Poursuivre les progrès accomplis en sécurité routière en France en s?inspirant des exemples des pays les plus sûrs.

Avec une baisse du nombre de personnes tuées sur les routes de 43% depuis 2001, la France est devenue le meilleur contributeur à l’objectif européen de réduire de moitié le nombre de morts d’ici à 2010. Le nouvel objectif fixé par le Président de la République française de diminuer, en France, le nombre de personnes tuées à moins de 3 000 morts par an d’ici à 2012, impose de trouver de nouvelles marges de progrès.

Pendant la Présidence française de l’Union européenne et à l’occasion de la Semaine française de la sécurité routière, le débat « Progresser en France en matière de sécurité routière grâce aux échanges de bonnes pratiques » est organisé par le ministère français de l’Écologie, de l’Énergie, du Développement durable et de l’Aménagement du territoire et le Conseil européen de la sécurité des transports (ETSC). Ainsi, plus de soixante-dix experts, décideurs politiques et représentants du secteur privé, se réunissent pour débattre des mesures à fort potentiel qui permettraient à la France d’atteindre l’objectif fixé pour 2012 par Nicolas SARKOZY et mis en oeuvre sous l’autorité de Jean-Louis BORLOO, ministre d’État, ministre de l’Écologie, de l’Énergie, du Développement durable et de l’Aménagement du territoire, en charge de la sécurité routière, avec Dominique BUSSEREAU, secrétaire d’État chargé des Transports.

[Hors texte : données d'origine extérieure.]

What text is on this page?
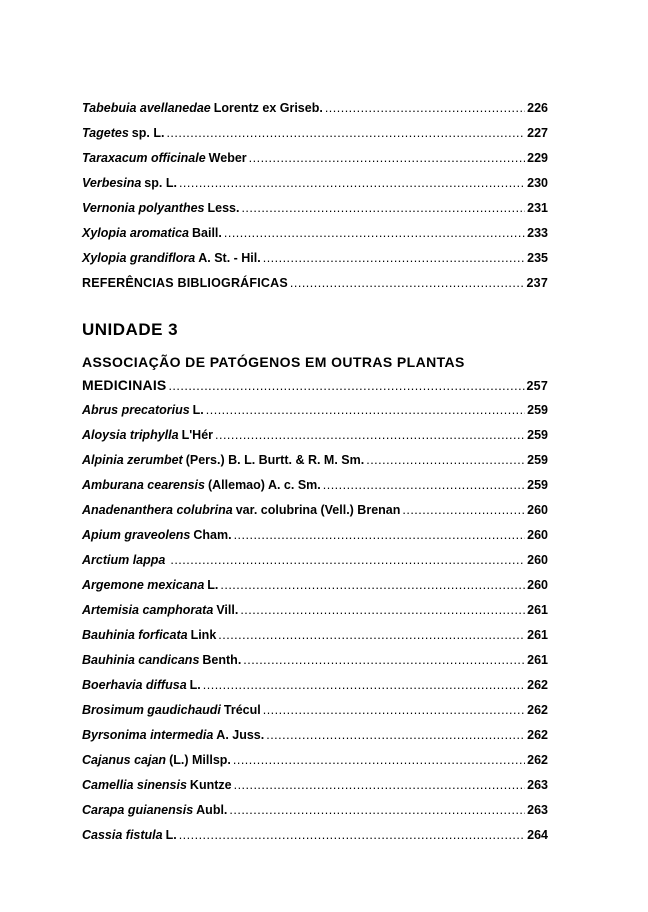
Tabebuia avellanedae Lorentz ex Griseb. .....	226
Tagetes sp. L. .....	227
Taraxacum officinale Weber .....	229
Verbesina sp. L. .....	230
Vernonia polyanthes Less. .....	231
Xylopia aromatica Baill. .....	233
Xylopia grandiflora A. St. - Hil. .....	235
REFERÊNCIAS BIBLIOGRÁFICAS .....	237
UNIDADE 3
ASSOCIAÇÃO DE PATÓGENOS EM OUTRAS PLANTAS
MEDICINAIS .....	257
Abrus precatorius L. .....	259
Aloysia triphylla L'Hér .....	259
Alpinia zerumbet (Pers.) B. L. Burtt. & R. M. Sm. .....	259
Amburana cearensis (Allemao) A. c. Sm. .....	259
Anadenanthera colubrina var. colubrina (Vell.) Brenan .....	260
Apium graveolens Cham. .....	260
Arctium lappa .....	260
Argemone mexicana L. .....	260
Artemisia camphorata Vill. .....	261
Bauhinia forficata Link .....	261
Bauhinia candicans Benth. .....	261
Boerhavia diffusa L. .....	262
Brosimum gaudichaudi Trécul .....	262
Byrsonima intermedia A. Juss. .....	262
Cajanus cajan (L.) Millsp. .....	262
Camellia sinensis Kuntze .....	263
Carapa guianensis Aubl. .....	263
Cassia fistula L. .....	264
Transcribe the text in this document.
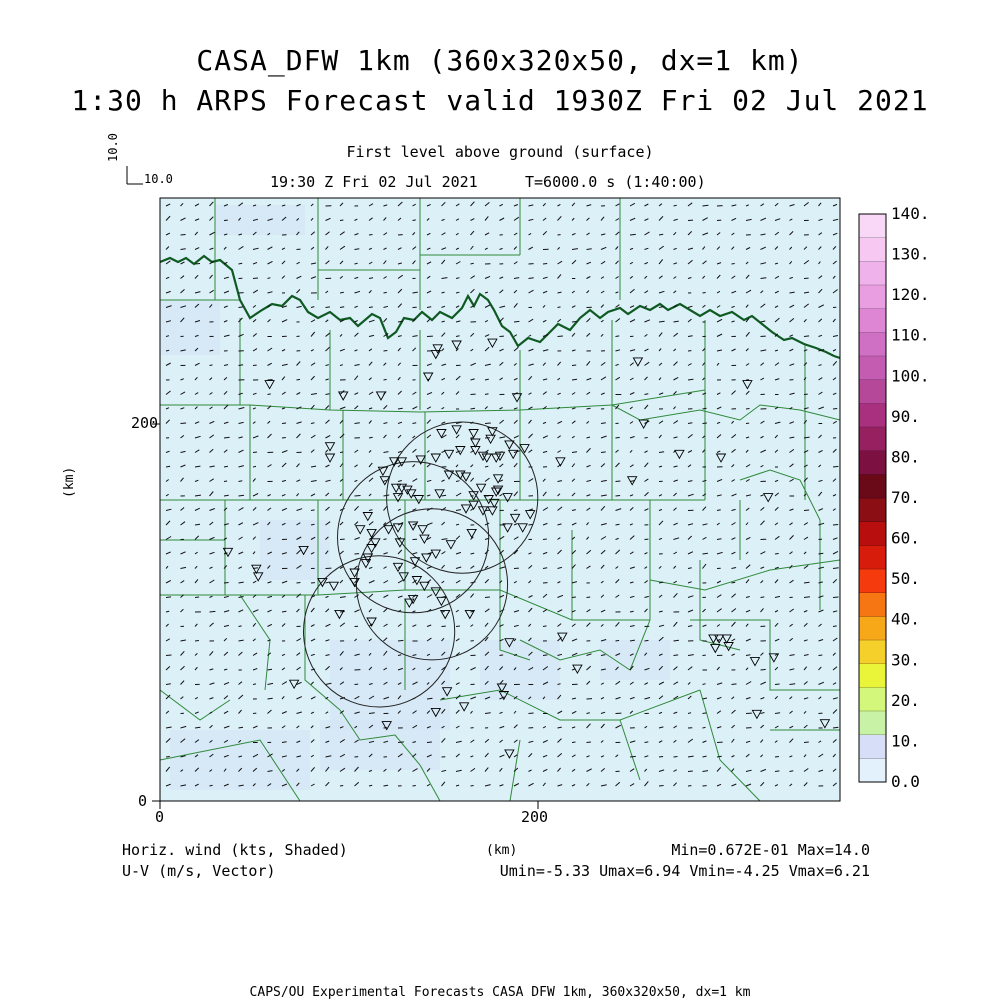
CASA_DFW 1km (360x320x50, dx=1 km)
1:30 h ARPS Forecast valid 1930Z Fri 02 Jul 2021
First level above ground (surface)
19:30 Z Fri 02 Jul 2021	T=6000.0 s (1:40:00)
10.0
10.0
200
0
0	200
(km)
(km)
Horiz. wind (kts, Shaded)
U-V (m/s, Vector)
Min=0.672E-01 Max=14.0
Umin=-5.33 Umax=6.94 Vmin=-4.25 Vmax=6.21
CAPS/OU Experimental Forecasts CASA DFW 1km, 360x320x50, dx=1 km
0.0
10.
20.
30.
40.
50.
60.
70.
80.
90.
100.
110.
120.
130.
140.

La mise en place d’une politique nationale volontaire, visant à un meilleur respect des règles du Code de la route, a permis à la France d’obtenir les meilleurs résultats de l’Union européenne en termes de réduction du nombre de personnes tuées depuis 2001, ce qui lui a valu, en 2007, le premier prix « Road Safety PIN Award ».

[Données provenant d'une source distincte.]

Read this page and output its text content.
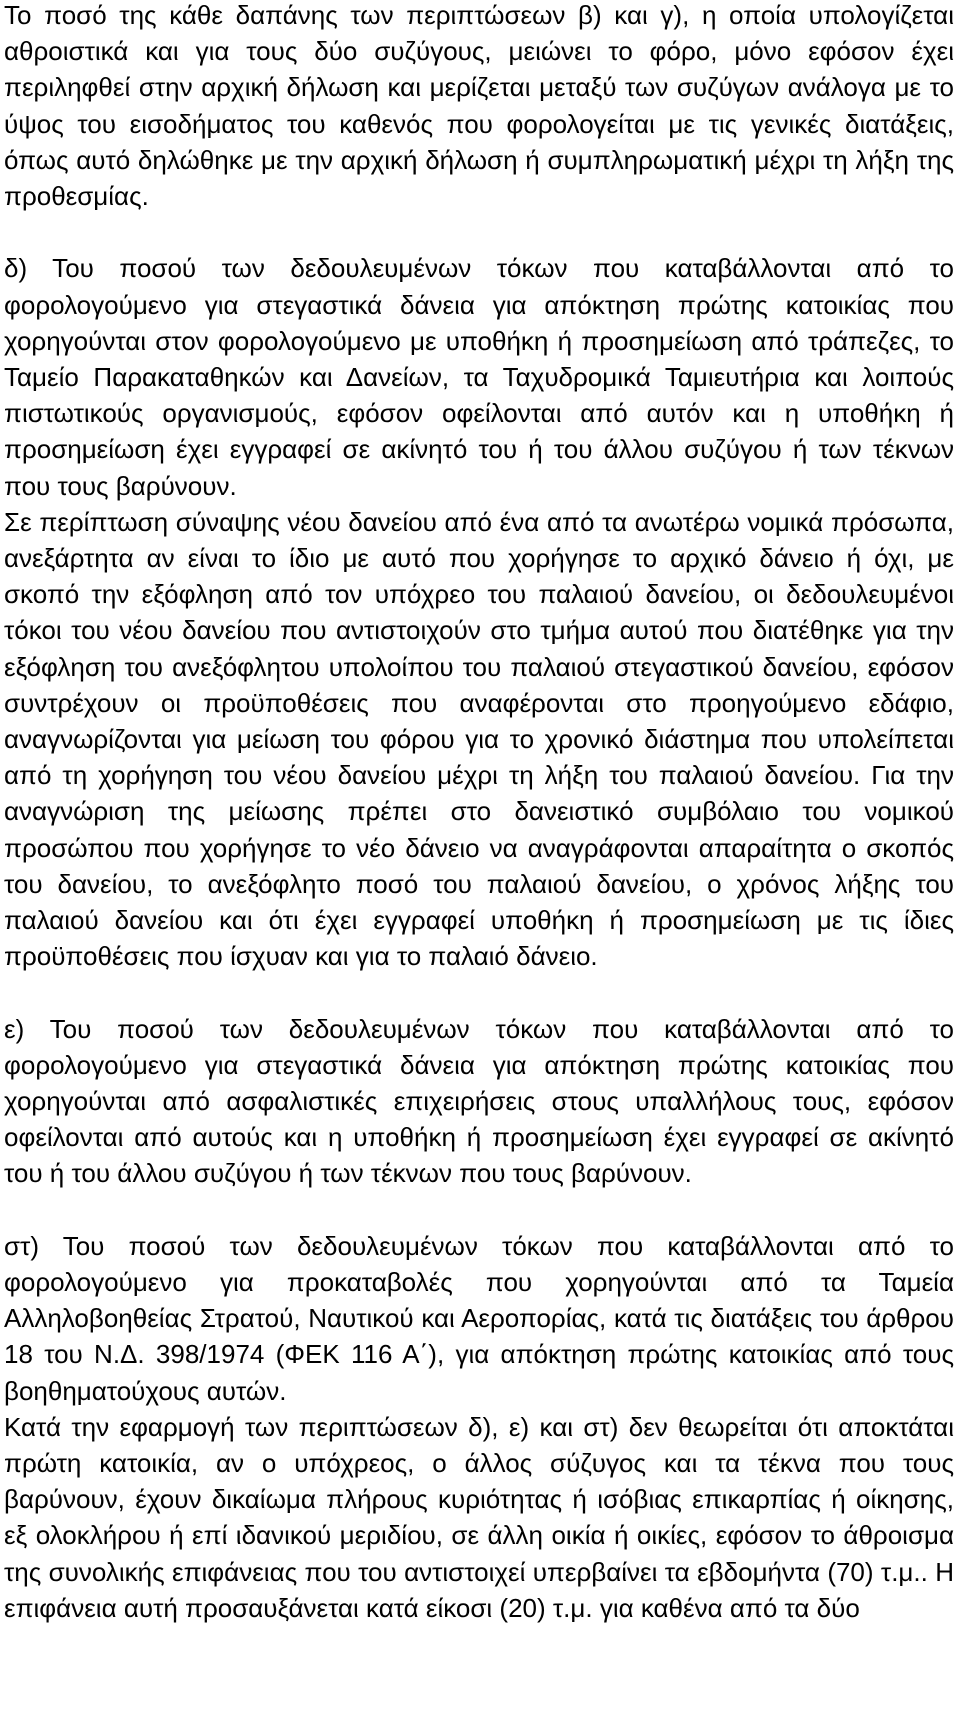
Το ποσό της κάθε δαπάνης των περιπτώσεων β) και γ), η οποία υπολογίζεται αθροιστικά και για τους δύο συζύγους, μειώνει το φόρο, μόνο εφόσον έχει περιληφθεί στην αρχική δήλωση και μερίζεται μεταξύ των συζύγων ανάλογα με το ύψος του εισοδήματος του καθενός που φορολογείται με τις γενικές διατάξεις, όπως αυτό δηλώθηκε με την αρχική δήλωση ή συμπληρωματική μέχρι τη λήξη της προθεσμίας.

δ) Του ποσού των δεδουλευμένων τόκων που καταβάλλονται από το φορολογούμενο για στεγαστικά δάνεια για απόκτηση πρώτης κατοικίας που χορηγούνται στον φορολογούμενο με υποθήκη ή προσημείωση από τράπεζες, το Ταμείο Παρακαταθηκών και Δανείων, τα Ταχυδρομικά Ταμιευτήρια και λοιπούς πιστωτικούς οργανισμούς, εφόσον οφείλονται από αυτόν και η υποθήκη ή προσημείωση έχει εγγραφεί σε ακίνητό του ή του άλλου συζύγου ή των τέκνων που τους βαρύνουν.

Σε περίπτωση σύναψης νέου δανείου από ένα από τα ανωτέρω νομικά πρόσωπα, ανεξάρτητα αν είναι το ίδιο με αυτό που χορήγησε το αρχικό δάνειο ή όχι, με σκοπό την εξόφληση από τον υπόχρεο του παλαιού δανείου, οι δεδουλευμένοι τόκοι του νέου δανείου που αντιστοιχούν στο τμήμα αυτού που διατέθηκε για την εξόφληση του ανεξόφλητου υπολοίπου του παλαιού στεγαστικού δανείου, εφόσον συντρέχουν οι προϋποθέσεις που αναφέρονται στο προηγούμενο εδάφιο, αναγνωρίζονται για μείωση του φόρου για το χρονικό διάστημα που υπολείπεται από τη χορήγηση του νέου δανείου μέχρι τη λήξη του παλαιού δανείου. Για την αναγνώριση της μείωσης πρέπει στο δανειστικό συμβόλαιο του νομικού προσώπου που χορήγησε το νέο δάνειο να αναγράφονται απαραίτητα ο σκοπός του δανείου, το ανεξόφλητο ποσό του παλαιού δανείου, ο χρόνος λήξης του παλαιού δανείου και ότι έχει εγγραφεί υποθήκη ή προσημείωση με τις ίδιες προϋποθέσεις που ίσχυαν και για το παλαιό δάνειο.

ε) Του ποσού των δεδουλευμένων τόκων που καταβάλλονται από το φορολογούμενο για στεγαστικά δάνεια για απόκτηση πρώτης κατοικίας που χορηγούνται από ασφαλιστικές επιχειρήσεις στους υπαλλήλους τους, εφόσον οφείλονται από αυτούς και η υποθήκη ή προσημείωση έχει εγγραφεί σε ακίνητό του ή του άλλου συζύγου ή των τέκνων που τους βαρύνουν.

στ) Του ποσού των δεδουλευμένων τόκων που καταβάλλονται από το φορολογούμενο για προκαταβολές που χορηγούνται από τα Ταμεία Αλληλοβοηθείας Στρατού, Ναυτικού και Αεροπορίας, κατά τις διατάξεις του άρθρου 18 του Ν.Δ. 398/1974 (ΦΕΚ 116 Α΄), για απόκτηση πρώτης κατοικίας από τους βοηθηματούχους αυτών.

Κατά την εφαρμογή των περιπτώσεων δ), ε) και στ) δεν θεωρείται ότι αποκτάται πρώτη κατοικία, αν ο υπόχρεος, ο άλλος σύζυγος και τα τέκνα που τους βαρύνουν, έχουν δικαίωμα πλήρους κυριότητας ή ισόβιας επικαρπίας ή οίκησης, εξ ολοκλήρου ή επί ιδανικού μεριδίου, σε άλλη οικία ή οικίες, εφόσον το άθροισμα της συνολικής επιφάνειας που του αντιστοιχεί υπερβαίνει τα εβδομήντα (70) τ.μ.. Η επιφάνεια αυτή προσαυξάνεται κατά είκοσι (20) τ.μ. για καθένα από τα δύο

La France doit cependant intensifier ses efforts si elle veut se placer dans le peloton de tête des pays les plus sûrs en matière de sécurité routière. Si elle se classe septième en termes de mortalité en 2007, derrière Malte, les Pays-Bas, la Suède, le Royaume-Uni, l’Allemagne et la Finlande, elle n’est que quatorzième sur 22 pays en ce qui concerne l’accidentalité des usagers de deux-roues motorisés. Par ailleurs, le taux d’accidents mortels causés par des conducteurs sous l’emprise de l’alcool est resté stable – autour de 29% – depuis 1996. C’est ainsi que l’alcool a remplacé la vitesse comme cause principale d’accidents mortels sur les routes françaises. La lutte contre l’usage des téléphones portables au volant -responsables d’au moins 7 % des personnes tuées- devrait également être intensifiée.

Cette matinée de réflexion permet de puiser les meilleures pratiques de chacun des pays afin de concourir à l’objectif commun de réduire de moitié le nombre de personnes tuées d’ici à 2010.